Lucas’s hand clenched the rim of his glass until his knuckles whitened.
Taylor continued, “We all thought you’d eventually dump Emily for Amelia. That you were just waiting for the right time.”
Crack.
The glass in Lucas’s hand shattered, whiskey spilling across the table and dripping from his wrist. He didn’t even glance down.
“What the hell are you trying to say?” His voice was hoarse, sharp with fury. “Why would I be with her if I didn’t love her? It’s not like someone was forcing me to be with her. I was with her because I love her.”
Taylor’s eyes darkened. “Then explain what happened when she was in that accident.” His jaw tightened. “You told Dillon, ‘Let me know when she dies.’ Those were your exact words. She heard you.”
Lucas’s body jerked upright. His fingers dug into the edge of the bar.

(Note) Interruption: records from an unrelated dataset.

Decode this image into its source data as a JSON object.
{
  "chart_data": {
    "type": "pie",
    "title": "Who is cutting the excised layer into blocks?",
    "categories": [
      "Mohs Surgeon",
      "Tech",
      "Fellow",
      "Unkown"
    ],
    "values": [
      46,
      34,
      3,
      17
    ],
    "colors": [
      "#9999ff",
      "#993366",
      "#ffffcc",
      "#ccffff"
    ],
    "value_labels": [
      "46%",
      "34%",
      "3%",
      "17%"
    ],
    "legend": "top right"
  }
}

“I saw her eyes open while I was treating her,” Taylor continued. “Dillon was on the phone with you, and he had it on speaker. I told him to bring the phone closer. I wanted her to hear you. I thought maybe it would snap her out of all the drama. Maybe she’d finally leave you. Or stop acting like some crazy woman throwing herself in front of cars just to make you care.”
Crack.
Before the last word even left Taylor’s mouth, Lucas shot to his feet and punched Taylor across the face, sending him stumbling back.
Blood gushed from his nose, streaking down his chin. He bent slightly, gripping the edge of the counter to stay upright.
But he didn’t retaliate.
He straightened slowly, wiped his bloody nose with the back of his hand, and looked Lucas dead in the eyes.